Rho Jae Oon (b. 1971) creates video works and web-based films by collecting and re-editing images, texts, and sounds gathered from the internet, grounded in his understanding of the history, techniques, and meanings of cinema. His films reorganize single images or short video clips, thereby rejecting the traditional narrative structure of mainstream cinema epitomized by Hollywood's beginning-middle-end model.

In addition to producing images and transforming representations of reality, the artist also operates a web platform that functions as a cinema. [VIMALAKI.NET], launched in 2000, is a 'web-theater' created by the artist himself. Rho’s web films are screened endlessly on this platform, transcending conventional concepts of time and space through the act of a single click. By independently managing the production, distribution, and circulation of his films online, Rho reflects critically on the changing conditions of image production and reception in today’s digital media environment, where films are rapidly copied and disseminated through the internet. Alongside his online web-based works, the artist actively explores a wide range of forms including exhibitions, painting, sculpture, and publishing.

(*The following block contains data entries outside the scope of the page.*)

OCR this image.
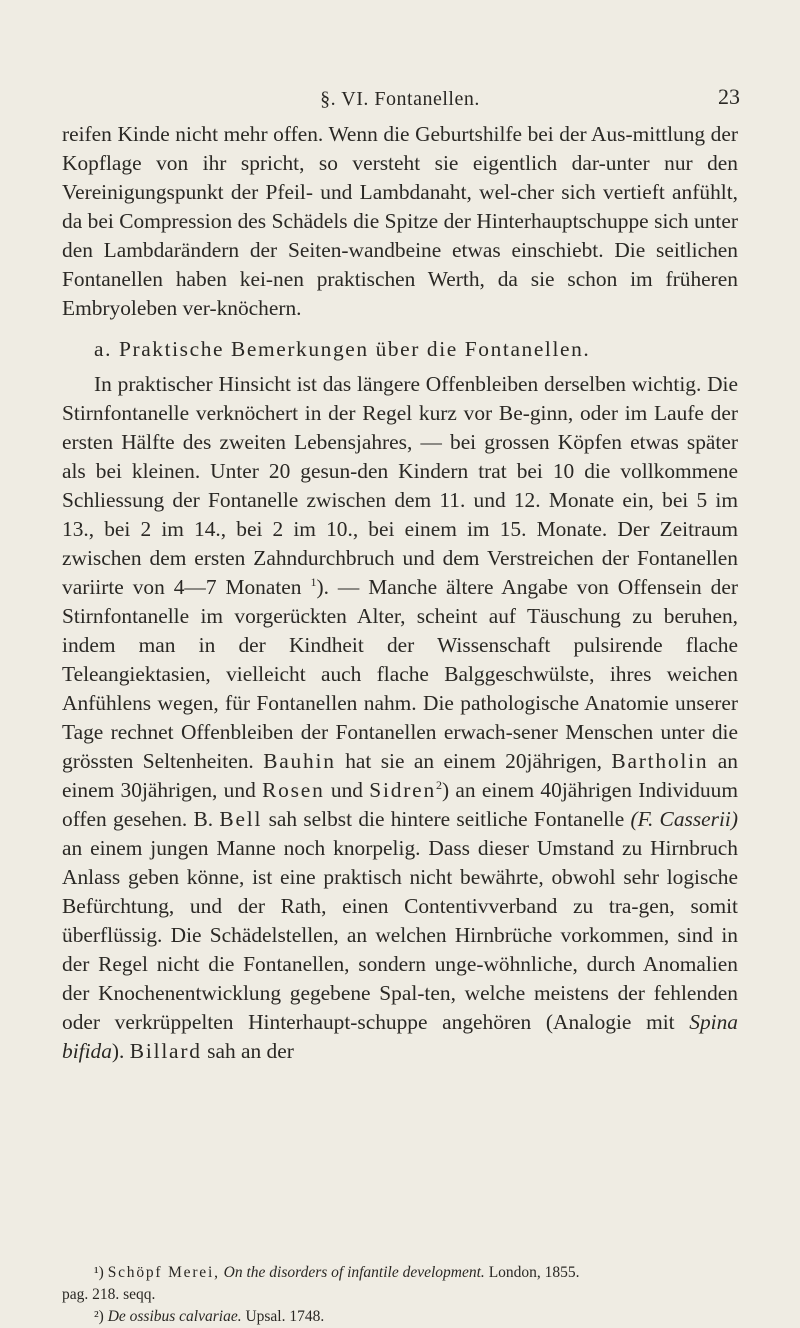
§. VI. Fontanellen.	23

reifen Kinde nicht mehr offen. Wenn die Geburtshilfe bei der Aus-mittlung der Kopflage von ihr spricht, so versteht sie eigentlich dar-unter nur den Vereinigungspunkt der Pfeil- und Lambdanaht, wel-cher sich vertieft anfühlt, da bei Compression des Schädels die Spitze der Hinterhauptschuppe sich unter den Lambdarändern der Seiten-wandbeine etwas einschiebt. Die seitlichen Fontanellen haben kei-nen praktischen Werth, da sie schon im früheren Embryoleben ver-knöchern.

a. Praktische Bemerkungen über die Fontanellen.

In praktischer Hinsicht ist das längere Offenbleiben derselben wichtig. Die Stirnfontanelle verknöchert in der Regel kurz vor Be-ginn, oder im Laufe der ersten Hälfte des zweiten Lebensjahres, — bei grossen Köpfen etwas später als bei kleinen. Unter 20 gesun-den Kindern trat bei 10 die vollkommene Schliessung der Fontanelle zwischen dem 11. und 12. Monate ein, bei 5 im 13., bei 2 im 14., bei 2 im 10., bei einem im 15. Monate. Der Zeitraum zwischen dem ersten Zahndurchbruch und dem Verstreichen der Fontanellen variirte von 4—7 Monaten $^1$). — Manche ältere Angabe von Offensein der Stirnfontanelle im vorgerückten Alter, scheint auf Täuschung zu beruhen, indem man in der Kindheit der Wissenschaft pulsirende flache Teleangiektasien, vielleicht auch flache Balggeschwülste, ihres weichen Anfühlens wegen, für Fontanellen nahm. Die pathologische Anatomie unserer Tage rechnet Offenbleiben der Fontanellen erwach-sener Menschen unter die grössten Seltenheiten. Bauhin hat sie an einem 20jährigen, Bartholin an einem 30jährigen, und Rosen und Sidren$^2$) an einem 40jährigen Individuum offen gesehen. B. Bell sah selbst die hintere seitliche Fontanelle (F. Casserii) an einem jungen Manne noch knorpelig. Dass dieser Umstand zu Hirnbruch Anlass geben könne, ist eine praktisch nicht bewährte, obwohl sehr logische Befürchtung, und der Rath, einen Contentivverband zu tra-gen, somit überflüssig. Die Schädelstellen, an welchen Hirnbrüche vorkommen, sind in der Regel nicht die Fontanellen, sondern unge-wöhnliche, durch Anomalien der Knochenentwicklung gegebene Spal-ten, welche meistens der fehlenden oder verkrüppelten Hinterhaupt-schuppe angehören (Analogie mit Spina bifida). Billard sah an der

¹) Schöpf Merei, On the disorders of infantile development. London, 1855.

pag. 218. seqq.

²) De ossibus calvariae. Upsal. 1748.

This expansive practice is rooted in an approach that goes beyond cinema as a genre, treating the world itself as a film to be contemplated and reflected upon.

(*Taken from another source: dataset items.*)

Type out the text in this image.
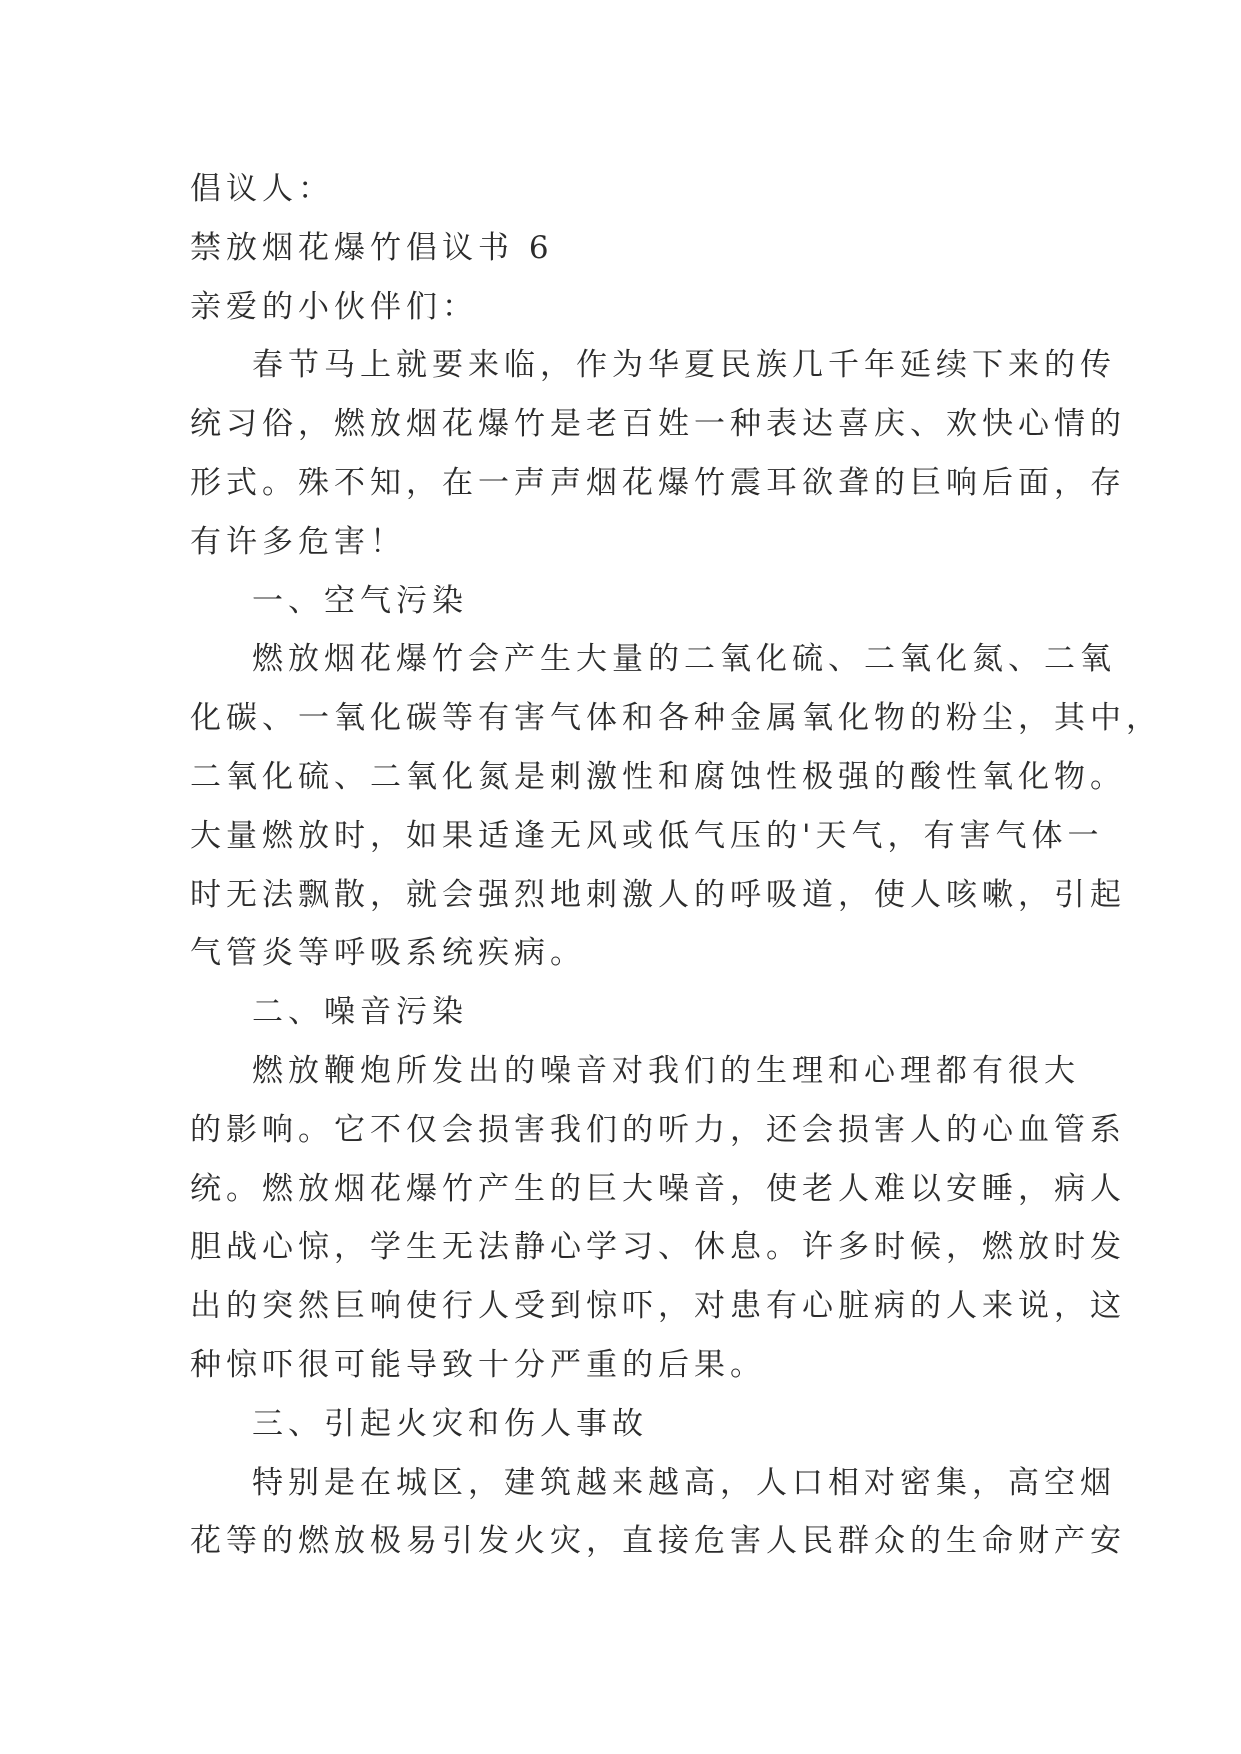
倡议人：
禁放烟花爆竹倡议书 6
亲爱的小伙伴们：
春节马上就要来临，作为华夏民族几千年延续下来的传
统习俗，燃放烟花爆竹是老百姓一种表达喜庆、欢快心情的
形式。殊不知，在一声声烟花爆竹震耳欲聋的巨响后面，存
有许多危害！
一、空气污染
燃放烟花爆竹会产生大量的二氧化硫、二氧化氮、二氧
化碳、一氧化碳等有害气体和各种金属氧化物的粉尘，其中，
二氧化硫、二氧化氮是刺激性和腐蚀性极强的酸性氧化物。
大量燃放时，如果适逢无风或低气压的'天气，有害气体一
时无法飘散，就会强烈地刺激人的呼吸道，使人咳嗽，引起
气管炎等呼吸系统疾病。
二、噪音污染
燃放鞭炮所发出的噪音对我们的生理和心理都有很大
的影响。它不仅会损害我们的听力，还会损害人的心血管系
统。燃放烟花爆竹产生的巨大噪音，使老人难以安睡，病人
胆战心惊，学生无法静心学习、休息。许多时候，燃放时发
出的突然巨响使行人受到惊吓，对患有心脏病的人来说，这
种惊吓很可能导致十分严重的后果。
三、引起火灾和伤人事故
特别是在城区，建筑越来越高，人口相对密集，高空烟
花等的燃放极易引发火灾，直接危害人民群众的生命财产安
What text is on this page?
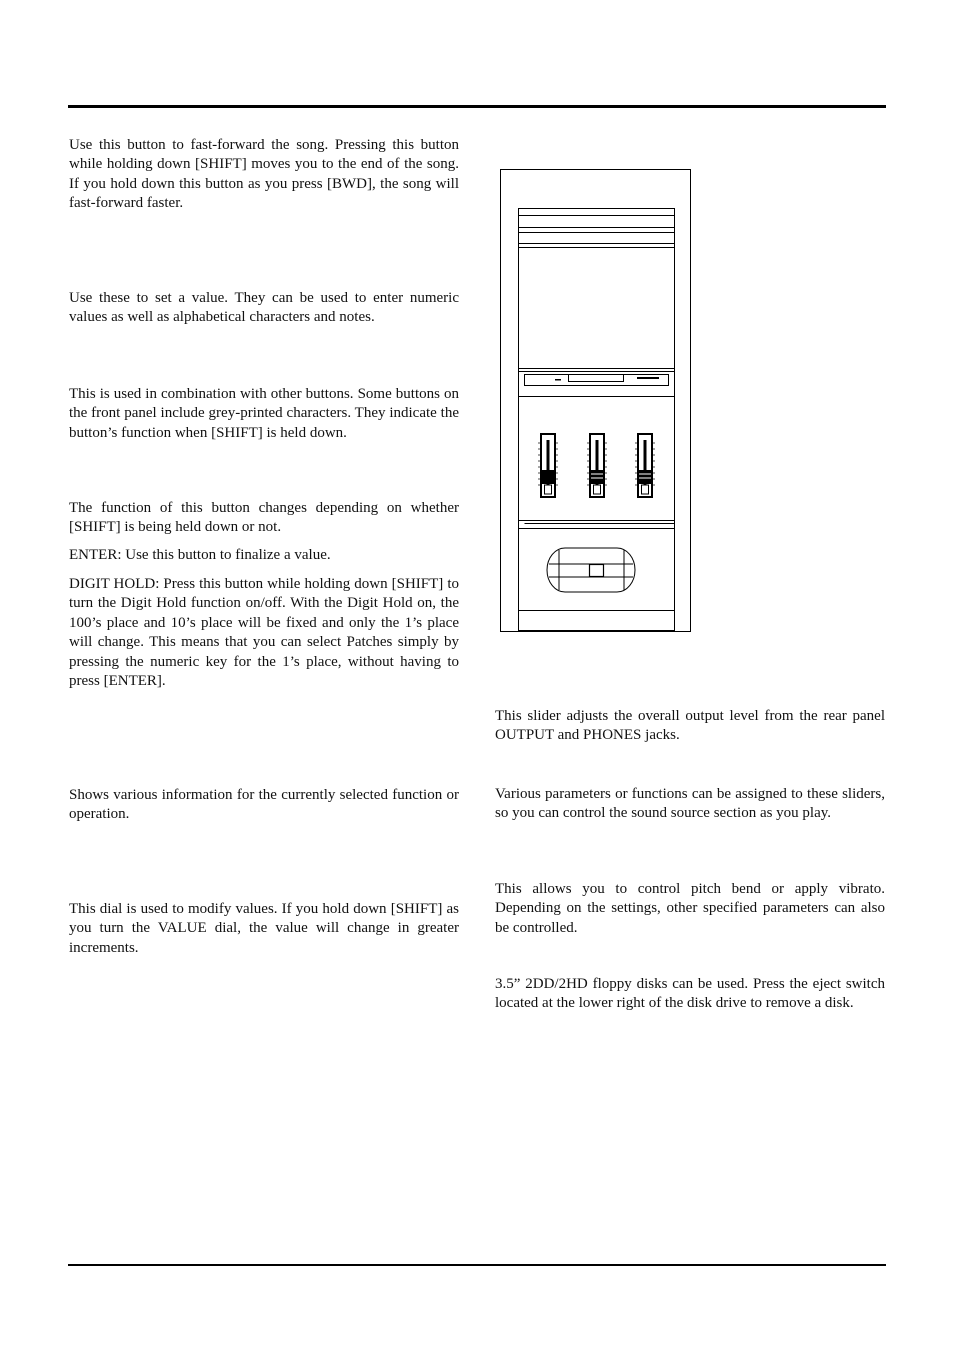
Use this button to fast-forward the song. Pressing this button while holding down [SHIFT] moves you to the end of the song. If you hold down this button as you press [BWD], the song will fast-forward faster.

Use these to set a value. They can be used to enter numeric values as well as alphabetical characters and notes.

This is used in combination with other buttons. Some buttons on the front panel include grey-printed characters. They indicate the button’s function when [SHIFT] is held down.

The function of this button changes depending on whether [SHIFT] is being held down or not.

ENTER: Use this button to finalize a value.

DIGIT HOLD: Press this button while holding down [SHIFT] to turn the Digit Hold function on/off. With the Digit Hold on, the 100’s place and 10’s place will be fixed and only the 1’s place will change. This means that you can select Patches simply by pressing the numeric key for the 1’s place, without having to press [ENTER].

Shows various information for the currently selected function or operation.

This dial is used to modify values. If you hold down [SHIFT] as you turn the VALUE dial, the value will change in greater increments.

This slider adjusts the overall output level from the rear panel OUTPUT and PHONES jacks.

Various parameters or functions can be assigned to these sliders, so you can control the sound source section as you play.

This allows you to control pitch bend or apply vibrato. Depending on the settings, other specified parameters can also be controlled.

3.5” 2DD/2HD floppy disks can be used. Press the eject switch located at the lower right of the disk drive to remove a disk.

Rho Jae Oon, Memory is Low Resolution, 2019, digital image © Rho Jae Oon 

《SUMMER CINEMA : Rho Jae Oon Project in Avenuel》 is a collaborative project between the artist and Lotte Department Store Avenuel. Utilizing the entire floors of the Avenuel commercial space as a stage, the artist reconfigures and integrates various works from his ongoing series, such as Memory is Low Resolution, VFX (Special Effects), and Aspect Ratio, scattering them throughout the space. Some elements refer to the architectural and visual characteristics unique to the department store, while others are installed with little formal distinction. The project simultaneously functions as both an exhibition and a spatial installation within a commercial setting, straddling the line between artistic display and retail presentation.

Commemorating the centennial of Korean cinema, the project gains added significance by examining the relationship between film, art, and department stores. In the 20th century, department stores became not only key venues within the history of cinema but also central subjects viewed through the cinematic lens. Much like movie theaters, department stores were recognized as places where the public could indulge in the world of images. The spaces both online and offline explored by the artist serve as exhibition sites and theaters, but also as everyday settings in which the media gaze is actualized. From the second basement to the fourth floor, the department store was filled with images of men and women drawn from Korean, Japanese, and Chinese films from the 1940s to the 1980s. Characters and scenes previously overlooked in cinematic narratives were collected and juxtaposed with contemporary department store imagery, placing past mass culture side by side with present consumer environments. Visitors, as flâneurs wandering through this everyday space, are invited to awaken their own memories, perceptions, and sensory experiences through the artworks.

Rho Jae Oon once remarked, "Of course, I love cinema. This statement is very ambiguous—I want to make films, but I don't want to use a camera." On the centenary of Korean cinema in 2019, the media once wielded by filmmakers and artists as revolutionary tools has been transformed. Now, anyone with a smartphone equipped with a camera can capture and reflect a world composed of diverse, overlapping realities. Rho’s work resists fixed spatiotemporal cinematic structures, instead operating as an interface where past, future, and psychological states are reconfigured. His films do not mark an endpoint, but rather serve as launching pads for new beginnings.